Monday, February 15, 2010

Roasted Garlic & "Sun Dried" Tomatoes

Ok, I know these two things aren't technically recipes, but they both do require some planning and both have a process required to reach the final tasty result so in a way they are recipes and I can count them towards my totals.  I have never made either one but have seen plenty a cooking show on how truly easy and cost effective they are to make. 

First up, Roasted Garlic.  Honestly there are very few savory recipes that don't benefit from garlic in some form being added.  I was first introduced to roasted garlic on a trip to McCall about five years ago.  I ordered a pasta dish that allowed the eater, (me), to top it with what ever I wished.  As I scanned the long list of options my eye was caught by roasted garlic, something I had heard of but nothing I had ever tasted.  Add some alfredo sauce, grilled chicken and brocoli and I had a delicious meal.  I remember being surprised at how it didn't taste like raw garlic at all.  Roasted garlic is creamy, sweet, and mellow. 

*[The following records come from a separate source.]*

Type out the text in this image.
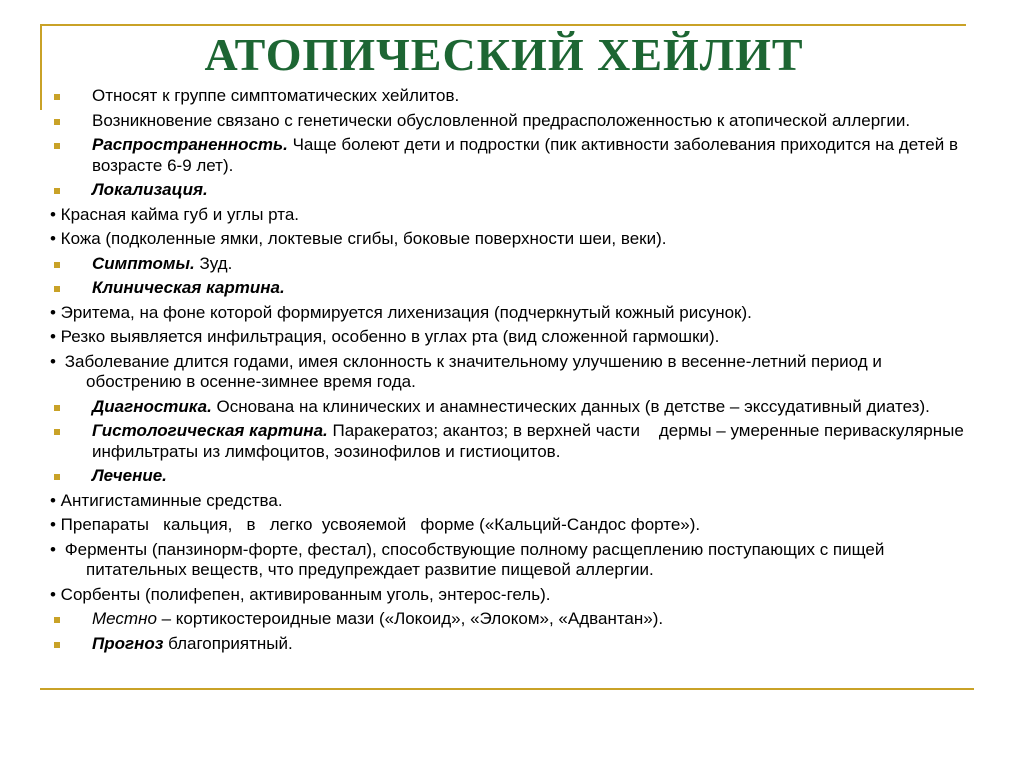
АТОПИЧЕСКИЙ ХЕЙЛИТ
Относят к группе симптоматических хейлитов.
Возникновение связано с генетически обусловленной предрасположенностью к атопической аллергии.
Распространенность. Чаще болеют дети и подростки (пик активности заболевания приходится на детей в возрасте 6-9 лет).
Локализация.
• Красная кайма губ и углы рта.
• Кожа (подколенные ямки, локтевые сгибы, боковые поверхности шеи, веки).
Симптомы. Зуд.
Клиническая картина.
• Эритема, на фоне которой формируется лихенизация (подчеркнутый кожный рисунок).
• Резко выявляется инфильтрация, особенно в углах рта (вид сложенной гармошки).
• Заболевание длится годами, имея склонность к значительному улучшению в весенне-летний период и обострению в осенне-зимнее время года.
Диагностика. Основана на клинических и анамнестических данных (в детстве – экссудативный диатез).
Гистологическая картина. Паракератоз; акантоз; в верхней части    дермы – умеренные периваскулярные инфильтраты из лимфоцитов, эозинофилов и гистиоцитов.
Лечение.
• Антигистаминные средства.
• Препараты   кальция,   в   легко  усвояемой   форме («Кальций-Сандос форте»).
• Ферменты (панзинорм-форте, фестал), способствующие полному расщеплению поступающих с пищей питательных веществ, что предупреждает развитие пищевой аллергии.
• Сорбенты (полифепен, активированным уголь, энтерос-гель).
Местно – кортикостероидные мази («Локоид», «Элоком», «Адвантан»).
Прогноз благоприятный.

Now, onto Sun Dried Tomatoes.  The candy of tomatoes.  You can find them packaged in the store either dry or packed in oil.  I prefer them packed in oil with lots of herbs and garlic, the price can be very high though and this is an item that rarely goes on sale.  Everything I have added these little gems to has benefited from the sweet flavor they impart.  Thanks to my friend Kathy, who recently gave me a food dehydrator I can dry large amounts of tomatoes in very little time!

Roasted Garlic

Take one whole head of garlic.  Cut enough of the top off to expose the top of the individual cloves.  Pour a few tablespoons of olive oil on top.  Wrap in aluminum foil.  Bake in an oven at 400 until soft and carmelized about 45 minutes.  Allow to cool, then squeeze to release all the delicious cloves.  This ends up being like paste that can be smeared on toasted bread, added to pastas, or combined into any recipe that you want garlic in. 

Total Cost .25

Sun Dried Tomatoes

I was very lucky to find Roma tomatoes sale when I went grocery shopping Saturday.  This summer when my tomato plants are producing more fruit than I can keep up with, I will be making these to have during the winter months.

Roma Tomatoes
Italian seasonings (I used a little basil and oregano)

Cut tomatoes in half.  Squeeze over the sink to get the seeds out.  Cut as desired.  I reccomend halves or quarters.  Place on food dehydrator, sprinkle with herbs, dry according to the food dehydrator directions until pliable, but not full of moisture.  Mine took about 5 hours.

I have also seen recipes that can be done in the oven.  This requires more attention but if you want to do them this way it works very well.  Place cut tomatoes on cookie sheets at the lowest heat setting for 8-12 hours.  You will have to turn these every few hours in order for all sides of the tomatoes to be exposed to the dry heat.

Pack into jars with olive oil, or package in freezer bags and freeze.

**Remember that the final product will be substantially less than you started with.  I used six large Roma tomatoes and end up with about 1 cup of dried tomatoes.**

Total Cost $1.25 verses, $4.99 for about the same amount if I purchased a jar of dried tomatoes.